A word matches the pattern if there exists a permutation of letters p so that after replacing every letter x in the pattern with p(x), we get the desired word.
Recall that a permutation of letters is a bijection from letters to letters: every letter maps to another letter, and no two letters map to the same letter.
Example 1:
Input: words = [“abc”,“deq”,“mee”,“aqq”,“dkd”,“ccc”], pattern = “abb”
Output: [“mee”,“aqq”]
Explanation: “mee” matches the pattern because there is a permutation {a -> m, b -> e, …}.
“ccc” does not match the pattern because {a -> c, b -> c, …} is not a permutation, since a and b map to the same letter.
Example 2:
Input: words = [“a”,“b”,“c”], pattern = “a”
Output: [“a”,“b”,“c”]
返回words中和pattern匹配的单词list。
和pattern匹配是指对应的字母匹配。

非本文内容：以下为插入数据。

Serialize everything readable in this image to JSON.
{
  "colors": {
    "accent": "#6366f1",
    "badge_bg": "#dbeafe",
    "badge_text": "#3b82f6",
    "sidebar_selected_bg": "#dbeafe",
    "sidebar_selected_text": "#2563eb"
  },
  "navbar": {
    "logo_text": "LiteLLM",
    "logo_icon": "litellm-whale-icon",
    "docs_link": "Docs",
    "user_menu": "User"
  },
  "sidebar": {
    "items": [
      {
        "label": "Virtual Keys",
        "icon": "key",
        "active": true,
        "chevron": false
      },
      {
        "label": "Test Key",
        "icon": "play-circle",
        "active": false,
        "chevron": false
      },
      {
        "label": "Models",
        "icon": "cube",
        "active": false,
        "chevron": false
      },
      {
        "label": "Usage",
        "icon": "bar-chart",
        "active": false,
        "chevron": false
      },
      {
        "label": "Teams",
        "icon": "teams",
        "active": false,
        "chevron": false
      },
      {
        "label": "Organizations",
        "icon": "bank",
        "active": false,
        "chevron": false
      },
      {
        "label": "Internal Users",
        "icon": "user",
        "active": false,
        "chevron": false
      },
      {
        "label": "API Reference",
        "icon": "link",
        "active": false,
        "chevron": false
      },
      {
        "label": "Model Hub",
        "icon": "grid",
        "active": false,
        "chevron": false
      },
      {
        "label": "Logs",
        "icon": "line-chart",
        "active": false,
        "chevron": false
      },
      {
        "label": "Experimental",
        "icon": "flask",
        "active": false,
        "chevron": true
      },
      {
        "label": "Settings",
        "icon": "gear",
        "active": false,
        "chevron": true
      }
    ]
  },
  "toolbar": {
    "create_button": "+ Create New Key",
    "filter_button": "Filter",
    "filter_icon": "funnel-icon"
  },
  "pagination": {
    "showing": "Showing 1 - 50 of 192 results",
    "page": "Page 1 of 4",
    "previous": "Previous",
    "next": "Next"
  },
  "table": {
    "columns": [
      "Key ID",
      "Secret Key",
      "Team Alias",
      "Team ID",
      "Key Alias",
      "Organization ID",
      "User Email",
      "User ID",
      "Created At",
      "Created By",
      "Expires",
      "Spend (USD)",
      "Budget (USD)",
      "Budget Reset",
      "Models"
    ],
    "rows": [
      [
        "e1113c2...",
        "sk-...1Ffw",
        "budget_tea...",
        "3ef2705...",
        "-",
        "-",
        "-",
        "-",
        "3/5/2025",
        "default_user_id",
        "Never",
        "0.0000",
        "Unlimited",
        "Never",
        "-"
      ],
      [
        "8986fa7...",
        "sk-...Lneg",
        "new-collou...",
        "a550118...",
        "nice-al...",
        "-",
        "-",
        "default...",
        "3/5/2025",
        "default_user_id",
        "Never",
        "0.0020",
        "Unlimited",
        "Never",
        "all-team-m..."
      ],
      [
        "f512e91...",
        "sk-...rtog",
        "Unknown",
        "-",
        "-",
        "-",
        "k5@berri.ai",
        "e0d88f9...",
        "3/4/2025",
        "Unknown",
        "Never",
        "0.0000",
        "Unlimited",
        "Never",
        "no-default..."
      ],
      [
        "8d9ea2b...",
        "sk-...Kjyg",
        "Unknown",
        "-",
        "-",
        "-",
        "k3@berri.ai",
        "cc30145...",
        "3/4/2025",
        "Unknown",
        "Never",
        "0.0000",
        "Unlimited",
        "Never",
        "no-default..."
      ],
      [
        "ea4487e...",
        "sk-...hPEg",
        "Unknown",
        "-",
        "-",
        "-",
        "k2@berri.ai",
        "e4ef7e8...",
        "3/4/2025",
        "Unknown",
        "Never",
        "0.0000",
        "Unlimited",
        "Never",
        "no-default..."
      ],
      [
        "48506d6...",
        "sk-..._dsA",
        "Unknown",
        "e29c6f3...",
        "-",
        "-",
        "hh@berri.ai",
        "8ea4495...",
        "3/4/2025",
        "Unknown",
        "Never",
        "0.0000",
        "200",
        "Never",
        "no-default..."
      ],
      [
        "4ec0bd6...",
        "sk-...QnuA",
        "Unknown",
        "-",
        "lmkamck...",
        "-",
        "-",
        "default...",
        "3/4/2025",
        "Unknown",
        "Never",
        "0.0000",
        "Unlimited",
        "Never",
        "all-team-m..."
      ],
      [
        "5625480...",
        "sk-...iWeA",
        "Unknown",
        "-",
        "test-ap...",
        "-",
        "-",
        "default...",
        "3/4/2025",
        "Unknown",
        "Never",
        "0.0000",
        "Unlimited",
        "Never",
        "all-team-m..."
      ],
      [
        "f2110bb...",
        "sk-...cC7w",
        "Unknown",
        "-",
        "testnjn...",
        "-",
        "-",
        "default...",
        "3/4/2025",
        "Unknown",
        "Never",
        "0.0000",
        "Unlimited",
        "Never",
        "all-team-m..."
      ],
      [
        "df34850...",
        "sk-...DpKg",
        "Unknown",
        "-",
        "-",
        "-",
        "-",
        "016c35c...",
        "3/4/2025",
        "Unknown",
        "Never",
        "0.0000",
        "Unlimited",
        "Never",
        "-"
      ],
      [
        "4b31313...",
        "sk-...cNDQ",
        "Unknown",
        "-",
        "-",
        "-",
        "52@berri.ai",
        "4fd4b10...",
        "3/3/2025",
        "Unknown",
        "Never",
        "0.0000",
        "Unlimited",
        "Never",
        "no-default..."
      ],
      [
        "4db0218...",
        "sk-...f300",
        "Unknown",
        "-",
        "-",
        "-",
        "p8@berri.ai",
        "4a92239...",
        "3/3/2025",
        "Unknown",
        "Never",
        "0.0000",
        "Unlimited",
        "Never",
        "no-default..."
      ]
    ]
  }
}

多个字母不能同时匹配一个字母。
思路:
可以用hashmap保存映射关系,但是看到了一个更简洁的方法。
从左到右遍历单词的字母时,如果匹配到了pattern的一个字母,
比如mee和pattern “abb”
m和a匹配,第一个e和第一个b匹配,它们的index是相同的;
那么到了后面的e时,找到它出现的第一个index, 一定和b出现的第一个index一样,
这个index相同就相当于在hashmap中找到了对应关系。
用index模拟hashmap, 这样就不需要另存一个hashmap.
public List<String> findAndReplacePattern(String[] words, String pattern) {
List<String> res = new ArrayList<>();
for(String word : words) {
if(check(word, pattern)) res.add(word);
}
return res;
}
boolean check(String word, String pattern) {
for(int i = 0; i < word.length(); i++) {
if(word.indexOf(word.charAt(i)) != pattern.indexOf(pattern.charAt(i))) return false;
}
return true;
}